Sebab ketiga, cinta Anda kepada orang yang berbuat baik terhadap dirinya sendiri sekalipun kebaikannya tidak sampai kepada diri Anda. Hal ini juga menuntut cinta kepada Allah bahkan menuntut agar ia tidak mencintai selain-Nya, kecuali dari segi kaitannya sebagai salah satu perantara karena Allah-lah yang berbuat baik kepada semua pihak atas semua makluk. Jadi, Dia-lah yang berbuat baik. Bagaimana mungkin selain-Nya dikatakan berbuat baik sedangkan kebaikannya merupakan bagian dari kekuasaan-Nya? Dia-lah Allah pencipta segala kebaikan.

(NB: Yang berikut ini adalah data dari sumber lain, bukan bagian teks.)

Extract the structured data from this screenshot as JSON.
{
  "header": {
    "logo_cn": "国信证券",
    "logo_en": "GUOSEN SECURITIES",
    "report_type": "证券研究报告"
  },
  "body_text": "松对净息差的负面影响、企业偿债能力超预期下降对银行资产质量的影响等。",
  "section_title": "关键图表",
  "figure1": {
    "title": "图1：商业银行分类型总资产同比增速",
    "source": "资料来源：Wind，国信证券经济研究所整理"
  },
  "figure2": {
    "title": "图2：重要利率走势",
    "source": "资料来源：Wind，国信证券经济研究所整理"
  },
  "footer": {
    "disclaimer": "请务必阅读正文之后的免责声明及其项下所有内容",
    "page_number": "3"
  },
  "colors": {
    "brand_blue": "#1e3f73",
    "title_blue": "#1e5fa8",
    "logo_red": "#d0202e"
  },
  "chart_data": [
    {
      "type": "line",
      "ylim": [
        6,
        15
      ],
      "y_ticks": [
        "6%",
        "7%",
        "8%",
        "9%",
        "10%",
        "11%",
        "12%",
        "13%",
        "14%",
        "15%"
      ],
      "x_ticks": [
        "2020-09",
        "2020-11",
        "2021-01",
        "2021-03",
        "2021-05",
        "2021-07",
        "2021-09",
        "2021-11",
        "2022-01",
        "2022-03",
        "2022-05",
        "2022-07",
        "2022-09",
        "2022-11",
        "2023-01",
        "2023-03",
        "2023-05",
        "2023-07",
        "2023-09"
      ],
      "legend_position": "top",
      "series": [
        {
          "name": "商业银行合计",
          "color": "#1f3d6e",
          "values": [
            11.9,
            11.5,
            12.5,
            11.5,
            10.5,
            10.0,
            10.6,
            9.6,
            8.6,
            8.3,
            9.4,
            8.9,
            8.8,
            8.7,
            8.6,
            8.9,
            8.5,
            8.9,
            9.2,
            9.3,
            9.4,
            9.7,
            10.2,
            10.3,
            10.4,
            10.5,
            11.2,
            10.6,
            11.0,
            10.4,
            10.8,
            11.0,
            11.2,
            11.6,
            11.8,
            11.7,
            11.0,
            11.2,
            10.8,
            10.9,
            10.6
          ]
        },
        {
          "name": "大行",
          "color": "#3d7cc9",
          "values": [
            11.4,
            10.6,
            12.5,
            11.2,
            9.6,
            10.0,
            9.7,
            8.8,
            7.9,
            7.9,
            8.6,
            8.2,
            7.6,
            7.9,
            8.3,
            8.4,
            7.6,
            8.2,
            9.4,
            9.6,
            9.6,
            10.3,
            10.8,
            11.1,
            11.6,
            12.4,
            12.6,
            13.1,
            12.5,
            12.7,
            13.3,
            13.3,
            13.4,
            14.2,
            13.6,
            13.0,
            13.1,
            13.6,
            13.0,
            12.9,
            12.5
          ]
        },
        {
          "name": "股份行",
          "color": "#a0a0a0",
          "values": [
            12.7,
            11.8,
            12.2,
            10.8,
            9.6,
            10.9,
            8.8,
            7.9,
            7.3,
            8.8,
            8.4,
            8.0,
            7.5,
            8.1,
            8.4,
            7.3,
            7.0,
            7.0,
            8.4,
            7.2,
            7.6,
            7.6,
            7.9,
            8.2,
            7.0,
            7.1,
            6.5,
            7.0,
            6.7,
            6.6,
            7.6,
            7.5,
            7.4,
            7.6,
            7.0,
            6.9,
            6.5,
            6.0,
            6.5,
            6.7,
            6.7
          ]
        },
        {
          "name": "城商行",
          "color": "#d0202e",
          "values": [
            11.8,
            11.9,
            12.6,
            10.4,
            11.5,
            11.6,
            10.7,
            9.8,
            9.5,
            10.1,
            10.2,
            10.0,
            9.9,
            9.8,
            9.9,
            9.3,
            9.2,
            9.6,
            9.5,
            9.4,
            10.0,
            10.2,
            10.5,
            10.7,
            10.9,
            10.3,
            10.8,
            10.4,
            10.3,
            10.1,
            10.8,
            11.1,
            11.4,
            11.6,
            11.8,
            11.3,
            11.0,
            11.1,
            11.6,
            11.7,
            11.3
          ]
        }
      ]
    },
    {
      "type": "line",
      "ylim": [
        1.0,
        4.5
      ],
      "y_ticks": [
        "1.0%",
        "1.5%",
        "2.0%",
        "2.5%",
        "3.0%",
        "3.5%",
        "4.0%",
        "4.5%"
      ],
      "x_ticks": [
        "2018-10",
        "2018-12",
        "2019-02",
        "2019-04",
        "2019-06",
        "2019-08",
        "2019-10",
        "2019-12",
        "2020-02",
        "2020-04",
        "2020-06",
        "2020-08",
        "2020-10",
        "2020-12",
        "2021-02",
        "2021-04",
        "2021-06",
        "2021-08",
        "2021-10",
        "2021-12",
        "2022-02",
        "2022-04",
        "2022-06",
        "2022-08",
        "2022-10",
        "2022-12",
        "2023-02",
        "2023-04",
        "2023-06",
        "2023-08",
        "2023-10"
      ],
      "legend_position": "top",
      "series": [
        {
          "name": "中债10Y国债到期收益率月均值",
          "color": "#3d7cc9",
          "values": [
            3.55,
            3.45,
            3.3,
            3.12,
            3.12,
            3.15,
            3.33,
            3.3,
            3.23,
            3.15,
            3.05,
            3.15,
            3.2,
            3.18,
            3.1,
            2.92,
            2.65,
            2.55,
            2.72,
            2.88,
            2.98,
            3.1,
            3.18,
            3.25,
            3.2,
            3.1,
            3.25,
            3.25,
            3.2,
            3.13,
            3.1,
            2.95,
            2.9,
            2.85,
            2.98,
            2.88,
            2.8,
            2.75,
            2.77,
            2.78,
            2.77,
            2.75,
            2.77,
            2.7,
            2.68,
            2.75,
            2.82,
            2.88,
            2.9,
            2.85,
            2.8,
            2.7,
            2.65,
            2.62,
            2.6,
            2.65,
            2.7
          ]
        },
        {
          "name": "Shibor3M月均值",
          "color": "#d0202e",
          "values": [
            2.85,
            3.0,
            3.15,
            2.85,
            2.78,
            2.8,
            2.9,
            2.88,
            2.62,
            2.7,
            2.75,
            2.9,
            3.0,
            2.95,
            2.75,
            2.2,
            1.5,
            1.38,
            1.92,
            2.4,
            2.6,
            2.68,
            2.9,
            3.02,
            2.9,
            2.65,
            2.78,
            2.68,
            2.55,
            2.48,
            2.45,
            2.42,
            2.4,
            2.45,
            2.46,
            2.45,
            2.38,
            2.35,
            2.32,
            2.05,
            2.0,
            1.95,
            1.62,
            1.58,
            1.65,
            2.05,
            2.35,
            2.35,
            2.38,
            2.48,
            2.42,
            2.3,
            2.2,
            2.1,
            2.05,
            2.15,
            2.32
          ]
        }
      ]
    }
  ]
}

Sebab keempat, cinta kepada setiap keindahan karena keindahan itu sendiri, bukan karena kepentingan yang diperoleh dari balik pencapaian keindahan tersebut. Contoh dalam hal ini adalah melihat kebaikan tulisan seorang pengarang atau penyair dari karya-karyanya tersebut. Ketika dikaji lebih jauh hasil itu kembali kepada pengetahuan dan kemampuan. Atas dasar ini tentulah harus dinisbatkan kepada sifat-sifat Allah ta’ala.
Sebab Kelima, munasabah (kesesuaian). Saling kenal adalah kesesuaian dengan menuntut cinta kepada Allah yang tidak didasarkan kepada keserupaan tetapi kepada beberapa makna. Hal ini dalam kedekatan hamba kepada Tuhannya dalam beberapa sifat yang diperintahkan-Nya untuk diteladani.
Sebab semua cinta tersebut pada hak Allah dalam tingaktannya yang paling tinggi. Sehingga cinta Allah semata sangatlah rasional dan bisa diterima di sisi orang-orang yang memiliki mata hati. Sebagaimana cinta selain Allah semata sangatlah rasional dan mungkin di sisi orang yang buta hati. Karena pengakuan cinta yang dapat membuat sebagian orang melupakan rasa takut kepada Allah ta’ala. Karena diantara kesalahan mayoritas manusia adalah timbul dari anggapan bahwa Allah memiliki sifat-sifat keindahan tanpa sifat-sifat kemuliaan, sehingga mereka tidak mengetahui kemuliaan Allah selama ini.
Sumber: Hawwa, Sa’id. Kitab al-Mustakhlash fii Tazkiyatil Anfus. Daarus Salaam.